Any thoughts on this?

Zope should not use FORM_MEMORY_LIMIT to limit how much data can be returned from request["BODY"]. It should use a separate configuration parameter for this (which could be larger than FORM_MEMORY_LIMIT as it affects only a single value, not potentially a whole set). Would you like to contribute this change?

Of course, plone.restapi could use data = {} if "BODYFILE" not in request else json.load(request["BODYFILE"]) instead of data = json.loads(request.get("BODY") or "{}").

This assumes that BODYFILE is not an empty file, if it exists.

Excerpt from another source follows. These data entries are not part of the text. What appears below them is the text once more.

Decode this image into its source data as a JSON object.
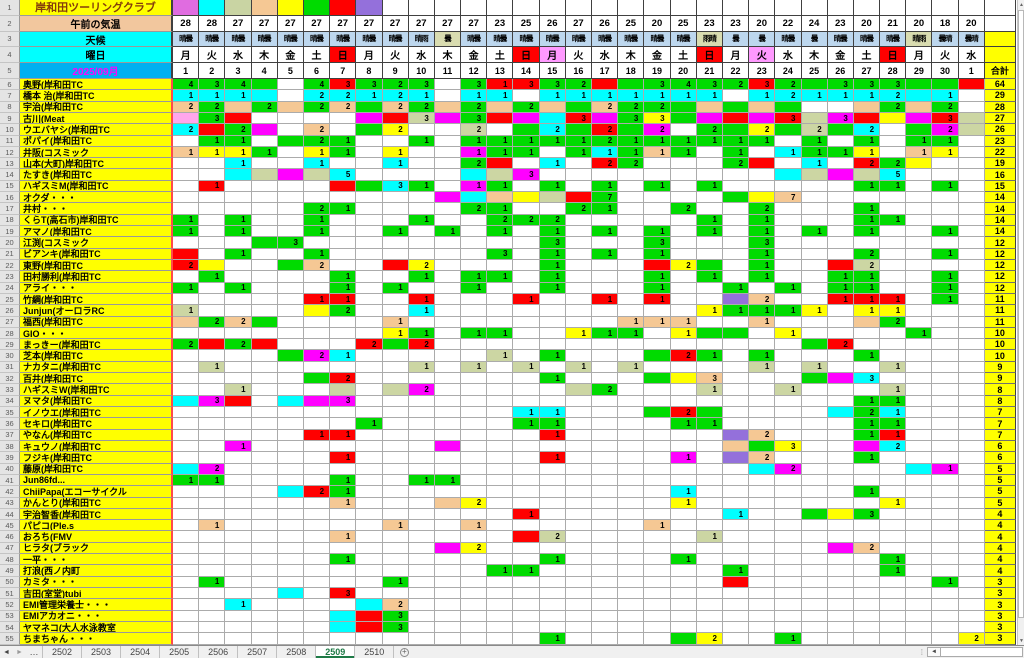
{
  "title": "岸和田ツーリングクラブ",
  "header": {
    "temp_label": "午前の気温",
    "weather_label": "天候",
    "day_label": "曜日",
    "month_label": "2025/09月",
    "total_label": "合計"
  },
  "legend_colors": [
    "#E06CE0",
    "#00FFFF",
    "#C9D4A3",
    "#F5C894",
    "#FFFF00",
    "#00DB00",
    "#FF0000",
    "#9470DB"
  ],
  "temps": [
    28,
    28,
    27,
    27,
    27,
    27,
    27,
    27,
    27,
    27,
    27,
    27,
    23,
    25,
    26,
    27,
    26,
    25,
    20,
    25,
    23,
    23,
    20,
    22,
    24,
    23,
    20,
    21,
    20,
    18,
    20
  ],
  "weather": [
    [
      "晴曇",
      0
    ],
    [
      "晴曇",
      0
    ],
    [
      "晴曇",
      0
    ],
    [
      "晴曇",
      0
    ],
    [
      "晴曇",
      0
    ],
    [
      "晴曇",
      0
    ],
    [
      "晴曇",
      0
    ],
    [
      "晴曇",
      0
    ],
    [
      "晴曇",
      0
    ],
    [
      "晴雨",
      0
    ],
    [
      "曇",
      1
    ],
    [
      "晴曇",
      0
    ],
    [
      "晴曇",
      0
    ],
    [
      "晴曇",
      0
    ],
    [
      "晴曇",
      0
    ],
    [
      "晴曇",
      0
    ],
    [
      "晴曇",
      0
    ],
    [
      "晴曇",
      0
    ],
    [
      "晴曇",
      0
    ],
    [
      "晴曇",
      0
    ],
    [
      "雨晴",
      1
    ],
    [
      "曇",
      0
    ],
    [
      "曇",
      0
    ],
    [
      "晴曇",
      0
    ],
    [
      "曇",
      0
    ],
    [
      "晴曇",
      0
    ],
    [
      "晴曇",
      0
    ],
    [
      "晴曇",
      0
    ],
    [
      "晴雨",
      1
    ],
    [
      "曇晴",
      0
    ],
    [
      "曇晴",
      0
    ]
  ],
  "weather_bg": {
    "0": "#BDD7EE",
    "1": "#D9DCB0"
  },
  "days": [
    [
      "月",
      "n"
    ],
    [
      "火",
      "n"
    ],
    [
      "水",
      "n"
    ],
    [
      "木",
      "n"
    ],
    [
      "金",
      "n"
    ],
    [
      "土",
      "n"
    ],
    [
      "日",
      "s"
    ],
    [
      "月",
      "n"
    ],
    [
      "火",
      "n"
    ],
    [
      "水",
      "n"
    ],
    [
      "木",
      "n"
    ],
    [
      "金",
      "n"
    ],
    [
      "土",
      "n"
    ],
    [
      "日",
      "s"
    ],
    [
      "月",
      "h"
    ],
    [
      "火",
      "n"
    ],
    [
      "水",
      "n"
    ],
    [
      "木",
      "n"
    ],
    [
      "金",
      "n"
    ],
    [
      "土",
      "n"
    ],
    [
      "日",
      "s"
    ],
    [
      "月",
      "n"
    ],
    [
      "火",
      "h"
    ],
    [
      "水",
      "n"
    ],
    [
      "木",
      "n"
    ],
    [
      "金",
      "n"
    ],
    [
      "土",
      "n"
    ],
    [
      "日",
      "s"
    ],
    [
      "月",
      "n"
    ],
    [
      "火",
      "n"
    ],
    [
      "水",
      "n"
    ]
  ],
  "day_bg": {
    "n": "#FFFFFF",
    "s": "#FF0000",
    "h": "#FF99FF"
  },
  "dates": [
    1,
    2,
    3,
    4,
    5,
    6,
    7,
    8,
    9,
    10,
    11,
    12,
    13,
    14,
    15,
    16,
    17,
    18,
    19,
    20,
    21,
    22,
    23,
    24,
    25,
    26,
    27,
    28,
    29,
    30,
    1
  ],
  "palette": {
    "G": "#00DB00",
    "C": "#00FFFF",
    "M": "#FF00FF",
    "R": "#FF0000",
    "Y": "#FFFF00",
    "T": "#F5C894",
    "O": "#CCD6A3",
    "P": "#9470DB",
    "K": "#FFA6EC",
    "W": "#FFFFFF"
  },
  "members": [
    {
      "name": "奥野(岸和田TC",
      "total": 64,
      "cells": {
        "1": "G4",
        "2": "G3",
        "3": "G4",
        "4": "G",
        "6": "G4",
        "7": "R3",
        "8": "G3",
        "9": "G2",
        "10": "G3",
        "12": "G3",
        "13": "R1",
        "14": "R3",
        "15": "G3",
        "16": "G2",
        "17": "R",
        "18": "G",
        "19": "G3",
        "20": "G4",
        "21": "G3",
        "22": "G2",
        "23": "R3",
        "24": "G2",
        "25": "G",
        "26": "G3",
        "27": "G3",
        "28": "G3",
        "29": "G",
        "30": "G",
        "31": "R"
      }
    },
    {
      "name": "橋本 治(岸和田TC",
      "total": 29,
      "cells": {
        "1": "C1",
        "2": "C1",
        "3": "C1",
        "4": "C",
        "6": "C2",
        "7": "C2",
        "8": "C1",
        "9": "C2",
        "10": "C1",
        "12": "C1",
        "13": "C1",
        "15": "C1",
        "16": "C1",
        "17": "C1",
        "18": "C1",
        "19": "C1",
        "20": "C1",
        "21": "C1",
        "23": "C1",
        "24": "C2",
        "25": "C1",
        "26": "C1",
        "27": "C1",
        "28": "C2",
        "29": "C",
        "30": "C1"
      }
    },
    {
      "name": "宇治(岸和田TC",
      "total": 28,
      "cells": {
        "1": "T2",
        "2": "G2",
        "3": "T",
        "4": "G2",
        "5": "T",
        "6": "G2",
        "7": "T2",
        "8": "G",
        "9": "T2",
        "10": "G2",
        "11": "T",
        "12": "G2",
        "13": "T",
        "14": "G2",
        "15": "T",
        "16": "G",
        "17": "T2",
        "18": "G2",
        "19": "G2",
        "20": "G",
        "21": "T",
        "22": "G",
        "23": "T",
        "24": "G",
        "27": "T",
        "28": "G2",
        "29": "T",
        "30": "G2"
      }
    },
    {
      "name": "古川(Meat",
      "total": 27,
      "cells": {
        "1": "K",
        "2": "G3",
        "3": "R",
        "8": "M",
        "9": "R",
        "10": "O3",
        "11": "M",
        "12": "G3",
        "13": "R",
        "14": "M",
        "15": "C",
        "16": "R3",
        "17": "M",
        "18": "G3",
        "19": "Y3",
        "20": "G",
        "21": "M",
        "22": "R",
        "23": "M",
        "24": "R3",
        "25": "O",
        "26": "M3",
        "27": "R",
        "28": "Y",
        "29": "M",
        "30": "R3",
        "31": "O"
      }
    },
    {
      "name": "ウエバヤシ(岸和田TC",
      "total": 26,
      "cells": {
        "1": "C2",
        "2": "R",
        "3": "G2",
        "4": "M",
        "6": "T2",
        "8": "G",
        "9": "Y2",
        "12": "O2",
        "14": "G",
        "15": "C2",
        "16": "G",
        "17": "R2",
        "18": "G",
        "19": "M2",
        "21": "G2",
        "22": "G",
        "23": "Y2",
        "24": "G",
        "25": "O2",
        "26": "G",
        "27": "C2",
        "29": "G",
        "30": "M2",
        "31": "O"
      }
    },
    {
      "name": "ポパイ(岸和田TC",
      "total": 23,
      "cells": {
        "2": "G1",
        "3": "G1",
        "5": "G",
        "6": "G2",
        "7": "G1",
        "10": "G1",
        "12": "G1",
        "13": "G1",
        "14": "G1",
        "15": "G1",
        "16": "G1",
        "17": "G2",
        "18": "G1",
        "19": "G1",
        "20": "G1",
        "21": "G1",
        "22": "G1",
        "23": "G1",
        "25": "G1",
        "27": "G1",
        "29": "G1",
        "30": "G1"
      }
    },
    {
      "name": "井阪(コスミック",
      "total": 22,
      "cells": {
        "1": "T1",
        "2": "Y1",
        "3": "Y1",
        "4": "G1",
        "6": "Y1",
        "7": "G1",
        "9": "Y1",
        "12": "M1",
        "13": "G1",
        "14": "G1",
        "16": "G1",
        "17": "C1",
        "18": "G1",
        "19": "T1",
        "20": "G1",
        "22": "G1",
        "24": "C1",
        "25": "G1",
        "26": "G1",
        "27": "Y1",
        "29": "T1",
        "30": "Y1"
      }
    },
    {
      "name": "山本(大町)岸和田TC",
      "total": 19,
      "cells": {
        "3": "C1",
        "6": "C1",
        "9": "C1",
        "12": "G2",
        "13": "R",
        "15": "C1",
        "17": "R2",
        "18": "G2",
        "22": "G2",
        "23": "R",
        "25": "C1",
        "27": "R2",
        "28": "G2",
        "29": "Y"
      }
    },
    {
      "name": "たすき(岸和田TC",
      "total": 16,
      "cells": {
        "3": "C",
        "4": "O",
        "5": "M",
        "6": "O",
        "7": "C5",
        "12": "C",
        "13": "O",
        "14": "M3",
        "24": "C",
        "25": "O",
        "26": "M",
        "27": "O",
        "28": "C5"
      }
    },
    {
      "name": "ハギスミM(岸和田TC",
      "total": 15,
      "cells": {
        "2": "R1",
        "7": "R",
        "8": "G",
        "9": "C3",
        "10": "G1",
        "12": "M1",
        "13": "G1",
        "15": "G1",
        "17": "G1",
        "19": "G1",
        "21": "G1",
        "27": "G1",
        "28": "G1",
        "30": "G1"
      }
    },
    {
      "name": "オクダ・・・",
      "total": 14,
      "cells": {
        "11": "M",
        "12": "C",
        "13": "T",
        "14": "Y",
        "15": "O",
        "16": "R",
        "17": "G7",
        "22": "G",
        "23": "Y",
        "24": "T7"
      }
    },
    {
      "name": "井村・・・",
      "total": 14,
      "cells": {
        "6": "G2",
        "7": "G1",
        "12": "G2",
        "13": "G1",
        "16": "G2",
        "17": "G1",
        "20": "G2",
        "23": "G2",
        "27": "G1"
      }
    },
    {
      "name": "くらT(高石市)岸和田TC",
      "total": 14,
      "cells": {
        "1": "G1",
        "3": "G1",
        "6": "G1",
        "10": "G1",
        "13": "G2",
        "14": "G2",
        "15": "G2",
        "21": "G1",
        "23": "G1",
        "27": "G1",
        "28": "G1"
      }
    },
    {
      "name": "アマノ(岸和田TC",
      "total": 14,
      "cells": {
        "1": "G1",
        "3": "G1",
        "6": "G1",
        "9": "G1",
        "11": "G1",
        "13": "G1",
        "15": "G1",
        "17": "G1",
        "19": "G1",
        "21": "G1",
        "23": "G1",
        "25": "G1",
        "27": "G1",
        "30": "G1"
      }
    },
    {
      "name": "江渕(コスミック",
      "total": 12,
      "cells": {
        "4": "G",
        "5": "G3",
        "15": "G3",
        "19": "G3",
        "23": "G3"
      }
    },
    {
      "name": "ビアンキ(岸和田TC",
      "total": 12,
      "cells": {
        "1": "R",
        "3": "G1",
        "6": "G1",
        "13": "G3",
        "15": "G1",
        "17": "G1",
        "19": "G1",
        "23": "G1",
        "27": "G2",
        "30": "G1"
      }
    },
    {
      "name": "東野(岸和田TC",
      "total": 12,
      "cells": {
        "1": "R2",
        "2": "Y",
        "5": "G",
        "6": "T2",
        "9": "R",
        "10": "Y2",
        "15": "G1",
        "19": "R",
        "20": "Y2",
        "21": "G",
        "23": "G1",
        "26": "R",
        "27": "O2"
      }
    },
    {
      "name": "田村勝利(岸和田TC",
      "total": 12,
      "cells": {
        "2": "G1",
        "7": "G1",
        "10": "G1",
        "12": "G1",
        "13": "G1",
        "15": "G1",
        "19": "G1",
        "21": "G1",
        "23": "G1",
        "26": "G1",
        "27": "G1",
        "30": "G1"
      }
    },
    {
      "name": "アライ・・・",
      "total": 12,
      "cells": {
        "1": "G1",
        "3": "G1",
        "7": "G1",
        "9": "G1",
        "12": "G1",
        "15": "G1",
        "19": "G1",
        "22": "G1",
        "24": "G1",
        "26": "G1",
        "27": "G1",
        "30": "G1"
      }
    },
    {
      "name": "竹綱(岸和田TC",
      "total": 11,
      "cells": {
        "6": "R1",
        "7": "R1",
        "10": "R1",
        "14": "R1",
        "17": "R1",
        "19": "R1",
        "22": "P",
        "23": "T2",
        "26": "R1",
        "27": "R1",
        "28": "R1",
        "30": "G1"
      }
    },
    {
      "name": "Junjun(オーロラRC",
      "total": 11,
      "cells": {
        "1": "O1",
        "6": "Y",
        "7": "G2",
        "10": "C1",
        "21": "Y1",
        "22": "G1",
        "23": "G1",
        "24": "G1",
        "25": "Y1",
        "27": "Y1",
        "28": "Y1"
      }
    },
    {
      "name": "福西(岸和田TC",
      "total": 11,
      "cells": {
        "1": "T",
        "2": "G2",
        "3": "T2",
        "4": "G",
        "9": "T1",
        "18": "T1",
        "19": "T1",
        "20": "T1",
        "23": "T1",
        "27": "T",
        "28": "G2"
      }
    },
    {
      "name": "GIO・・・",
      "total": 10,
      "cells": {
        "9": "Y1",
        "10": "G1",
        "12": "G1",
        "13": "G1",
        "16": "Y1",
        "17": "G1",
        "18": "G1",
        "20": "Y1",
        "21": "G",
        "22": "G",
        "24": "Y1",
        "29": "G1"
      }
    },
    {
      "name": "まっきー(岸和田TC",
      "total": 10,
      "cells": {
        "1": "G2",
        "2": "R",
        "3": "G2",
        "4": "R",
        "8": "R2",
        "9": "G",
        "10": "R2",
        "25": "G",
        "26": "R2"
      }
    },
    {
      "name": "芝本(岸和田TC",
      "total": 10,
      "cells": {
        "5": "G",
        "6": "M2",
        "7": "C1",
        "13": "O1",
        "15": "G1",
        "19": "G",
        "20": "R2",
        "21": "G1",
        "23": "G1",
        "27": "G1"
      }
    },
    {
      "name": "ナカタニ(岸和田TC",
      "total": 9,
      "cells": {
        "2": "O1",
        "10": "O1",
        "12": "O1",
        "14": "O1",
        "16": "O1",
        "18": "O1",
        "23": "O1",
        "25": "O1",
        "28": "O1"
      }
    },
    {
      "name": "百井(岸和田TC",
      "total": 9,
      "cells": {
        "6": "G",
        "7": "R2",
        "15": "G1",
        "19": "G",
        "20": "Y",
        "21": "T3",
        "25": "G",
        "26": "M",
        "27": "C3"
      }
    },
    {
      "name": "ハギスミW(岸和田TC",
      "total": 8,
      "cells": {
        "3": "O1",
        "7": "O",
        "9": "O",
        "10": "M2",
        "16": "O",
        "17": "G2",
        "21": "O1",
        "24": "O1",
        "28": "O1"
      }
    },
    {
      "name": "ヌマタ(岸和田TC",
      "total": 8,
      "cells": {
        "1": "C",
        "2": "M3",
        "3": "R",
        "5": "C",
        "6": "M",
        "7": "M3",
        "27": "G1",
        "28": "G1"
      }
    },
    {
      "name": "イノウエ(岸和田TC",
      "total": 7,
      "cells": {
        "14": "C1",
        "15": "C1",
        "19": "G",
        "20": "R2",
        "21": "G",
        "26": "C",
        "27": "G2",
        "28": "C1"
      }
    },
    {
      "name": "セキロ(岸和田TC",
      "total": 7,
      "cells": {
        "8": "G1",
        "14": "G1",
        "15": "G1",
        "20": "G1",
        "21": "G1",
        "27": "G1",
        "28": "G1"
      }
    },
    {
      "name": "やなん(岸和田TC",
      "total": 7,
      "cells": {
        "6": "R1",
        "7": "R1",
        "15": "R1",
        "22": "P",
        "23": "T2",
        "27": "G1",
        "28": "R1"
      }
    },
    {
      "name": "キュウノ(岸和田TC",
      "total": 6,
      "cells": {
        "3": "M1",
        "11": "M",
        "22": "T",
        "23": "G",
        "24": "Y3",
        "27": "M",
        "28": "C2"
      }
    },
    {
      "name": "フジキ(岸和田TC",
      "total": 6,
      "cells": {
        "7": "R1",
        "15": "R1",
        "20": "M1",
        "22": "P",
        "23": "T2",
        "27": "G1"
      }
    },
    {
      "name": "藤原(岸和田TC",
      "total": 5,
      "cells": {
        "1": "C",
        "2": "M2",
        "23": "C",
        "24": "M2",
        "29": "C",
        "30": "M1"
      }
    },
    {
      "name": "Jun86fd...",
      "total": 5,
      "cells": {
        "1": "G1",
        "2": "G1",
        "7": "G1",
        "10": "G1",
        "11": "G1"
      }
    },
    {
      "name": "ChiiPapa(エコーサイクル",
      "total": 5,
      "cells": {
        "5": "C",
        "6": "R2",
        "7": "G1",
        "20": "C1",
        "27": "G1"
      }
    },
    {
      "name": "かんとり(岸和田TC",
      "total": 5,
      "cells": {
        "7": "T1",
        "11": "T",
        "12": "Y2",
        "20": "Y1",
        "28": "Y1"
      }
    },
    {
      "name": "宇治智香(岸和田TC",
      "total": 4,
      "cells": {
        "14": "R1",
        "22": "C1",
        "25": "G",
        "26": "Y",
        "27": "G3"
      }
    },
    {
      "name": "パピコ(Ple.s",
      "total": 4,
      "cells": {
        "2": "T1",
        "9": "T1",
        "12": "T1",
        "19": "T1"
      }
    },
    {
      "name": "おろち(FMV",
      "total": 4,
      "cells": {
        "7": "T1",
        "14": "R",
        "15": "O2",
        "21": "O1"
      }
    },
    {
      "name": "ヒラタ(ブラック",
      "total": 4,
      "cells": {
        "11": "M",
        "12": "Y2",
        "26": "M",
        "27": "T2"
      }
    },
    {
      "name": "一平・・・",
      "total": 4,
      "cells": {
        "7": "G1",
        "15": "G1",
        "20": "G1",
        "28": "G1"
      }
    },
    {
      "name": "打浪(西ノ内町",
      "total": 4,
      "cells": {
        "13": "G1",
        "14": "G1",
        "22": "G1",
        "28": "G1"
      }
    },
    {
      "name": "カミタ・・・",
      "total": 3,
      "cells": {
        "2": "G1",
        "9": "G1",
        "22": "R",
        "30": "G1"
      }
    },
    {
      "name": "吉田(室堂)tubi",
      "total": 3,
      "cells": {
        "5": "C",
        "7": "R3"
      }
    },
    {
      "name": "EMI管理栄養士・・・",
      "total": 3,
      "cells": {
        "3": "C1",
        "8": "C",
        "9": "T2"
      }
    },
    {
      "name": "EMIアカオニ・・・",
      "total": 3,
      "cells": {
        "7": "C",
        "8": "R",
        "9": "G3"
      }
    },
    {
      "name": "ヤマネコ(大人水泳教室",
      "total": 3,
      "cells": {
        "7": "C",
        "8": "R",
        "9": "G3"
      }
    },
    {
      "name": "ちまちゃん・・・",
      "total": 3,
      "cells": {
        "15": "G1",
        "20": "G",
        "21": "Y2",
        "24": "G1",
        "31": "Y2"
      }
    }
  ],
  "tabs": {
    "items": [
      "2502",
      "2503",
      "2504",
      "2505",
      "2506",
      "2507",
      "2508",
      "2509",
      "2510"
    ],
    "active": "2509"
  },
  "icons": {
    "tab_prev": "◄",
    "tab_next": "►",
    "tab_more": "…",
    "add_sheet": "+",
    "scroll_up": "▲",
    "scroll_down": "▼",
    "scroll_left": "◄",
    "grip": "⁞"
  }
}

A more conservative solutions would be

body = request.get("BODYFILE")
if body is not None:
    body = body.read()
data = json.loads(body or "{}")

I prefer the Zope change.

Should you fell uncomfortable with the change contribution, I will do it.

d-maurer commented 1 year ago

multipart maintains parts in memory when they are sufficiently small (controlled by form_memory_limit) and stores them on disk otherwise.

@gogobd I must revert this statement: having reread the documentation in Zope2.Startup:wsgischema.xml, I recognize that form_memory_limit is not used to switch from an in memory representation to a disk representation. Instead, form-memfile-limit is used for this. form_memory_limit is passed as mem_limit to multipart and limits there the total memory used for all request parameter values not stored on disk (thus, the Zope documentation is not correct in this regard).

I no longer think that Zope needs an additional configuration option. Should the default 1MB for form-memory-limit be too small in exceptional cases, reconfigure. Should plone regularly require a larger limit, we can increase the default.

I will create a PR which improves/corrects the DOS protection related Zope documentation.